Event Date: April 8, 2019 - 12:00pm to 1:30pm
Location: FSS4006, 120 University Private, Ottawa
Presented by CIPS
Impartiality is a core norm for United Nations peacekeeping operations. In many contemporary missions, however, peacekeepers take sides and use force in ways that critics argue are at odds with that norm. In Côte d’Ivoire, for example, blue helmets launched air strikes and facilitated the 2011 arrest of President Laurent Gbagbo after he refused to accept defeat in a UN-certified election. According to UN personnel, activities like this are still “impartial.” This description masks radical changes in day-to-day practices and it skims over disagreements about whether norms like impartiality can – or should – be reinterpreted to cope with new challenges.
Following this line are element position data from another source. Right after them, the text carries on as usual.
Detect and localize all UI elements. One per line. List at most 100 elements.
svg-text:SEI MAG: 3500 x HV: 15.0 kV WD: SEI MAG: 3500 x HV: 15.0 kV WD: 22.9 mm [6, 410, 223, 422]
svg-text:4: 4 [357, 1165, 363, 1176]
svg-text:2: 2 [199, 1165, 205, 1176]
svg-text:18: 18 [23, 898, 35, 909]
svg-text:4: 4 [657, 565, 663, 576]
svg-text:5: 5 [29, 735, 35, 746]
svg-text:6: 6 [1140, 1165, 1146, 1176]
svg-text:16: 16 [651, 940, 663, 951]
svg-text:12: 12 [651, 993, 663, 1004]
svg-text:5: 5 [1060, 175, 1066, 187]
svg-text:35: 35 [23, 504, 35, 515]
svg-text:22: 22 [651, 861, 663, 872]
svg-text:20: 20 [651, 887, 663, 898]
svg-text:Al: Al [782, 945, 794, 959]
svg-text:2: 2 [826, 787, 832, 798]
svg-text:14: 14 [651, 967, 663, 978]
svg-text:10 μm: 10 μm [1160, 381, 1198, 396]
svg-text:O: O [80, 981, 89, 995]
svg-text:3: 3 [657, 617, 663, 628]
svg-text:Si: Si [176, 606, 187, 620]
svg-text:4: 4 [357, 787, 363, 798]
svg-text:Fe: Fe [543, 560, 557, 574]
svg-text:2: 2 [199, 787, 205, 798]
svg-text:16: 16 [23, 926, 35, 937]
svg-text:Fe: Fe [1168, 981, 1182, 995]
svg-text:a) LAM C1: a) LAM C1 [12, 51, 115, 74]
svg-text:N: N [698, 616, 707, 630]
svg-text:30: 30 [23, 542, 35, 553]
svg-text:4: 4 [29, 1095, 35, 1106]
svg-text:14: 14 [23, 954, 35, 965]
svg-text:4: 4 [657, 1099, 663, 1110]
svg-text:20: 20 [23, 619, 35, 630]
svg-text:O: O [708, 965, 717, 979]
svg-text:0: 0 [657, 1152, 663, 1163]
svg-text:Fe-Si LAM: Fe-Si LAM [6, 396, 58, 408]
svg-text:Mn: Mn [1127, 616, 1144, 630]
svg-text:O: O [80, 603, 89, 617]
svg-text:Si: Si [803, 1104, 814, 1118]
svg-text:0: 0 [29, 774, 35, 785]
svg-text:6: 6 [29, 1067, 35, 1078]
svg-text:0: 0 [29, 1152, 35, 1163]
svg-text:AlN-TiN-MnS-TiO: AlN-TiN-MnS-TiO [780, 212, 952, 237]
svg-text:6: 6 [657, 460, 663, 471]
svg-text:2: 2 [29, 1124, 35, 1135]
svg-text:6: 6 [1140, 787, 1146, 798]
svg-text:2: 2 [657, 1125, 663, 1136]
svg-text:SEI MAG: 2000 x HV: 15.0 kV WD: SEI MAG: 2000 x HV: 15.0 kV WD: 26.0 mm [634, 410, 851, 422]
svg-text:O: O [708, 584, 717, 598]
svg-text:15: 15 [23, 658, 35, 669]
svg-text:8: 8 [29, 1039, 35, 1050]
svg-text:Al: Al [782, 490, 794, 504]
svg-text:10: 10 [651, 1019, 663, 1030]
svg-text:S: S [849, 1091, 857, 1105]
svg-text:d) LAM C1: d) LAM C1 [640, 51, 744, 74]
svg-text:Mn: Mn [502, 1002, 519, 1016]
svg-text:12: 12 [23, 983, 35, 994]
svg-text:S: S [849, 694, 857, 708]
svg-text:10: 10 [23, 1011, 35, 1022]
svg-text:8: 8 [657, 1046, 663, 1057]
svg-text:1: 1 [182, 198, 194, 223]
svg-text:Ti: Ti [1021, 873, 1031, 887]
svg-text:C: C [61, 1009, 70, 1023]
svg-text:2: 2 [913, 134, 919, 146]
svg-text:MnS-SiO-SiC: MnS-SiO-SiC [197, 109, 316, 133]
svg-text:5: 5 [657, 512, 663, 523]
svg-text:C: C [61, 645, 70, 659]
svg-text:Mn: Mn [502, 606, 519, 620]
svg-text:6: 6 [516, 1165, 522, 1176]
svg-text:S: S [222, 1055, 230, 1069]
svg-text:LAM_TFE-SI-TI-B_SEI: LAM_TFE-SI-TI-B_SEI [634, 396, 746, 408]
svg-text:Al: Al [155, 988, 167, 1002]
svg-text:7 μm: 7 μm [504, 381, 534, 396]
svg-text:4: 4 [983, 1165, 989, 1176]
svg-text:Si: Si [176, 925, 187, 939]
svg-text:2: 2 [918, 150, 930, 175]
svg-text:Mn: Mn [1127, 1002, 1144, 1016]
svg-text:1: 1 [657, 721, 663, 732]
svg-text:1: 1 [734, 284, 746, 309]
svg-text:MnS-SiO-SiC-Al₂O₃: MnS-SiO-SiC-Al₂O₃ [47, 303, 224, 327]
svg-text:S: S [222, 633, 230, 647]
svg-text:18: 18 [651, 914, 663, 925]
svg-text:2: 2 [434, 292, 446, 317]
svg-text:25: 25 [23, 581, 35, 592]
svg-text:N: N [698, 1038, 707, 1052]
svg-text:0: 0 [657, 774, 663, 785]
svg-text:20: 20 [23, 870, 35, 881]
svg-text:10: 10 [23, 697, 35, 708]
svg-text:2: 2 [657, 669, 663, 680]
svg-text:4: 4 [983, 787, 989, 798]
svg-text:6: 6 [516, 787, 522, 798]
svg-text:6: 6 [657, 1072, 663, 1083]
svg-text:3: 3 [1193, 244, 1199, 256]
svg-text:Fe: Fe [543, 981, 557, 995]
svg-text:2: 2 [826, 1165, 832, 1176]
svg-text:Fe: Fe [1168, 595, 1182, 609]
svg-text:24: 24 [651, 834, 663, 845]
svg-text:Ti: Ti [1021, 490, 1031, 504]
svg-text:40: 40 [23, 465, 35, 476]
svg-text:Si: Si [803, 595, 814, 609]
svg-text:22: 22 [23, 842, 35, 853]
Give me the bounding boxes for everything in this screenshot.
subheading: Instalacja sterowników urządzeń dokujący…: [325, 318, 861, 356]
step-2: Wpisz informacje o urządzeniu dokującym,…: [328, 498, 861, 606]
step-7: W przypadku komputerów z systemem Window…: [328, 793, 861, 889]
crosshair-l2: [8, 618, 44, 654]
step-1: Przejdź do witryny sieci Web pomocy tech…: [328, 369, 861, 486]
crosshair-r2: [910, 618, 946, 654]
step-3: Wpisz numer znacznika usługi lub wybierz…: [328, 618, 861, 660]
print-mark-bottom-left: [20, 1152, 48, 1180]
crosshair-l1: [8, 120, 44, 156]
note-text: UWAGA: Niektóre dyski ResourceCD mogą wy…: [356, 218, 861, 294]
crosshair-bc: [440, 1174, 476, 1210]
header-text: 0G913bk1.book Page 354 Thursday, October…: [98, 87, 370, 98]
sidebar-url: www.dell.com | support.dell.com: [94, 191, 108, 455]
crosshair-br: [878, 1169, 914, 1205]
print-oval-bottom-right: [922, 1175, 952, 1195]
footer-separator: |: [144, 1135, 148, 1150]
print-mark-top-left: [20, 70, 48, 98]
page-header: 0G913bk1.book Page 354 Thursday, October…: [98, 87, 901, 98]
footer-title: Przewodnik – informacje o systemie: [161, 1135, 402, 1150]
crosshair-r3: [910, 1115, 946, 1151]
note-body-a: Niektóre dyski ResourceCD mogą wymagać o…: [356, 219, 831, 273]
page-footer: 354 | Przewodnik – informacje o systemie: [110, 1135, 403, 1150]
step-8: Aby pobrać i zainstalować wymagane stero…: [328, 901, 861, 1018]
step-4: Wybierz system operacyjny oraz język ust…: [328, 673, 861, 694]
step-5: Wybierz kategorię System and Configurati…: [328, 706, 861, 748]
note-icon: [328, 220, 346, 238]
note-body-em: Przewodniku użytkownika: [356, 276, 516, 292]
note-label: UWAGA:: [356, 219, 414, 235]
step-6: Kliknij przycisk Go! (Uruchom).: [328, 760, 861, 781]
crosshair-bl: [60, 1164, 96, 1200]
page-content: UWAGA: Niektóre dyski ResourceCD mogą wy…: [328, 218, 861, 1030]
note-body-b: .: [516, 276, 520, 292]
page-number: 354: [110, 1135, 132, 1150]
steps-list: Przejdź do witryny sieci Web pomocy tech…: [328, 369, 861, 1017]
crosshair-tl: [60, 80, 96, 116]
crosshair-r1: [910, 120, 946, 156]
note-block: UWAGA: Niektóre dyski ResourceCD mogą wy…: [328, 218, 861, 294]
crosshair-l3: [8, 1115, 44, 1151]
Drawing on evidence from Côte d’Ivoire, this talk tracks the process by which new ways of being “impartial” emerge, spread, and become institutionalized in UN peace operations. I find that new practices emerge through both innovation and improvisation, often in response to crisis. They spread as practitioners move between missions and share practical knowledge with colleagues. Institutionalization remains uneven, but “soft” forms of institutionalization like “best practices” are a way for proponents to routinize patterns of action that remain controversial among member states, UN officials, and other stakeholders.
Marion Laurence is a PhD candidate in the Department of Political Science at the University of Toronto and a Research Fellow with the Centre for International Policy Studies at the University of Ottawa. Her research interests include peacekeeping, peace-building, global security governance, and the political sociology of international organizations.